Tali dichiarazioni rendono evidente la contraddizione rispetto a quanto successivamente affermato pubblicamente tramite social network.Proprio in ragione dell’aggiunta di ulteriori carri, il NOE ha correttamente rappresentato che l’organizzazione della manifestazione prevede l’individuazione di un unico tecnico abilitato, quale unico soggetto incaricato:
• della redazione dei Piani di Safety e Security dell’intera manifestazione;
• dell’assunzione della responsabilità complessiva dei collaudi di tutti i carri allegorici partecipanti;
• della verifica del collaudo statico dei mezzi, dei carrelli e degli impianti audio e luci installati su ciascun carro.
Ogni ulteriore carro determina quindi un aggravio dei costi, in quanto incide direttamente sulle prestazioni, sulle responsabilità e sugli adempimenti del tecnico incaricato.
Parimenti, l’aumento dei punti musica comporta ulteriori oneri relativi ai diritti SIAE, dovuti per la diffusione musicale nel corso della manifestazione.Tali spese non erano preventivate nel progetto ufficiale, poiché al momento della sua presentazione non vi era alcuna certezza circa ulteriori partecipazioni.

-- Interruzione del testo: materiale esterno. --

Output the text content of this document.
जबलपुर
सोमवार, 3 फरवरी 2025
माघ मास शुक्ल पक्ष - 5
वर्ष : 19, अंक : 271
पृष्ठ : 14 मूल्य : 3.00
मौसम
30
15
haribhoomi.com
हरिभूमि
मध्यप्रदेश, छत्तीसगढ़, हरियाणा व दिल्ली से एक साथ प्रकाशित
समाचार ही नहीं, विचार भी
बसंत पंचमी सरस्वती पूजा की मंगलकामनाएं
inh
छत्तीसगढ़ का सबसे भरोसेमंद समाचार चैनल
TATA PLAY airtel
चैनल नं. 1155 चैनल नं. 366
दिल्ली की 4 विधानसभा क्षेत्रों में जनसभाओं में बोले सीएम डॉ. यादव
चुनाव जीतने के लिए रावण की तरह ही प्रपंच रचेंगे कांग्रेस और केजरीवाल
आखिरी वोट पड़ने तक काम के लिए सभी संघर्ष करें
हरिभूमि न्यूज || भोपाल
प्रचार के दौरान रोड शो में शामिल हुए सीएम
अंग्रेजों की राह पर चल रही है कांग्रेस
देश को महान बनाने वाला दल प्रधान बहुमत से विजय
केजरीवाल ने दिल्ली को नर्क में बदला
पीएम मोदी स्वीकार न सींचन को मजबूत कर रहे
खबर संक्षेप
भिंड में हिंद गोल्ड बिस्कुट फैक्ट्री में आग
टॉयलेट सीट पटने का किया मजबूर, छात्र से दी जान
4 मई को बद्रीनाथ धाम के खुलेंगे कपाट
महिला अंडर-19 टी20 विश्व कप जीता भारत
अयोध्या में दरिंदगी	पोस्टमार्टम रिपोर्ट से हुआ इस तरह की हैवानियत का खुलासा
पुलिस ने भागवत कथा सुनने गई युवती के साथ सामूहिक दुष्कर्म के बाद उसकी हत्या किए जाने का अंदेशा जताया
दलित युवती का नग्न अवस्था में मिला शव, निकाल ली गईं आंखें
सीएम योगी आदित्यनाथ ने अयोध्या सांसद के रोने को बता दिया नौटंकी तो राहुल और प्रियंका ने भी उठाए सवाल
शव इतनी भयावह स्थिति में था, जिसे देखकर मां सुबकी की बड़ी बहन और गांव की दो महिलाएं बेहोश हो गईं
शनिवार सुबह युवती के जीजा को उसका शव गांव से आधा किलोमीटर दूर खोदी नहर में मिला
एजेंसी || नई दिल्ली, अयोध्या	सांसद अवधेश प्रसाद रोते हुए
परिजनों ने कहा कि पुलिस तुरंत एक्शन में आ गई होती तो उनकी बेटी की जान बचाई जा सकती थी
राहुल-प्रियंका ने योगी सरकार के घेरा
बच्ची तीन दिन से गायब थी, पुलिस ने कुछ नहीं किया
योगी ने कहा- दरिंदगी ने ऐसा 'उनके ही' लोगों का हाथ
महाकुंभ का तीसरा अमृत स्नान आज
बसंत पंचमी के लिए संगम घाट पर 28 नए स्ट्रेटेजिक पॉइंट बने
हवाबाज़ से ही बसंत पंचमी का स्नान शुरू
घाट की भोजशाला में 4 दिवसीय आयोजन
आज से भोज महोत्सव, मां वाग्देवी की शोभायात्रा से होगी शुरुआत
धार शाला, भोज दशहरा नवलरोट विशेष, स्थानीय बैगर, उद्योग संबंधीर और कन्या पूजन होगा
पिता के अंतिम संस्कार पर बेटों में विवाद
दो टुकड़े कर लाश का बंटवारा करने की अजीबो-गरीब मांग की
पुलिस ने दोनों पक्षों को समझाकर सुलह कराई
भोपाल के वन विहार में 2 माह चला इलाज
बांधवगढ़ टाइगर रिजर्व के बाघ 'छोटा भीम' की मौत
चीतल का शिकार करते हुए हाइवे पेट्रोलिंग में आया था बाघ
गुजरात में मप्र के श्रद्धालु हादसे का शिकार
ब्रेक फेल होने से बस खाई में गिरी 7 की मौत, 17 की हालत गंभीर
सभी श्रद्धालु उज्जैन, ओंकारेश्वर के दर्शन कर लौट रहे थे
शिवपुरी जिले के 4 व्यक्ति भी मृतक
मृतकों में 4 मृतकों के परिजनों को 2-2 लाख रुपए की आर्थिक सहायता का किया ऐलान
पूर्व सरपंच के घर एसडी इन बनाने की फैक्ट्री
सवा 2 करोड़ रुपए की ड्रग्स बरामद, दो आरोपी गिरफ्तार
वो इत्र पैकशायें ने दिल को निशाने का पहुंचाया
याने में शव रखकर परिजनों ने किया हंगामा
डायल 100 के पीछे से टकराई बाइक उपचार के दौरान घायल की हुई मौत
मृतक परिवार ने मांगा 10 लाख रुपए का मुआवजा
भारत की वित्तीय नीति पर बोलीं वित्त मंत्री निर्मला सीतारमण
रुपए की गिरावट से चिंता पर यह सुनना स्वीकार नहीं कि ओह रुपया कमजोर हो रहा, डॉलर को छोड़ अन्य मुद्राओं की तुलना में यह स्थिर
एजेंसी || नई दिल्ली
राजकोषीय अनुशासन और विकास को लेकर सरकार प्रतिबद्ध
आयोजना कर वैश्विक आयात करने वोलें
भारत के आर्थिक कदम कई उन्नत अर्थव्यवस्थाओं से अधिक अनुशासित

Si precisa inoltre che questa associazione non ha mai richiesto la somma di 2.000 euro per partecipare.La quota richiesta è stata pari a 900 euro complessivi, ovvero 300 euro per ciascun carro, quale contributo concordato per la copertura dei costi tecnici e amministrativi aggiuntivi.
Al contrario, è doveroso evidenziare che sono stati proprio alcuni di questi soggetti a richiedere alla nostra associazione la somma di 2.000 euro per consentire il prelievo dei loro carri e l’uscita dall’organizzazione.Ancora più grave è quanto avvenuto successivamente, ovvero il fatto che ignoti si siano spacciati per organizzatori del Carnevale di Castelvetrano, richiedendo sponsorizzazioni private senza alcun titolo, circostanza che ha costretto il NOE a emanare un comunicato stampa di diffida, chiarendo che l’unico soggetto legittimato a richiedere sponsorizzazioni è l’associazione aggiudicataria.
Alla luce di quanto sopra, a tutela dell’onorabilità del NOE, del suo Presidente e di tutti i suoi componenti, l’associazione si riserva di adire alle vie legali contro chiunque continui a diffondere notizie false, fuorvianti e lesive.
Il Carnevale di Castelvetrano è una festa della città, ma deve essere organizzato nel rispetto delle regole, della sicurezza, della trasparenza e della verità dei fatti.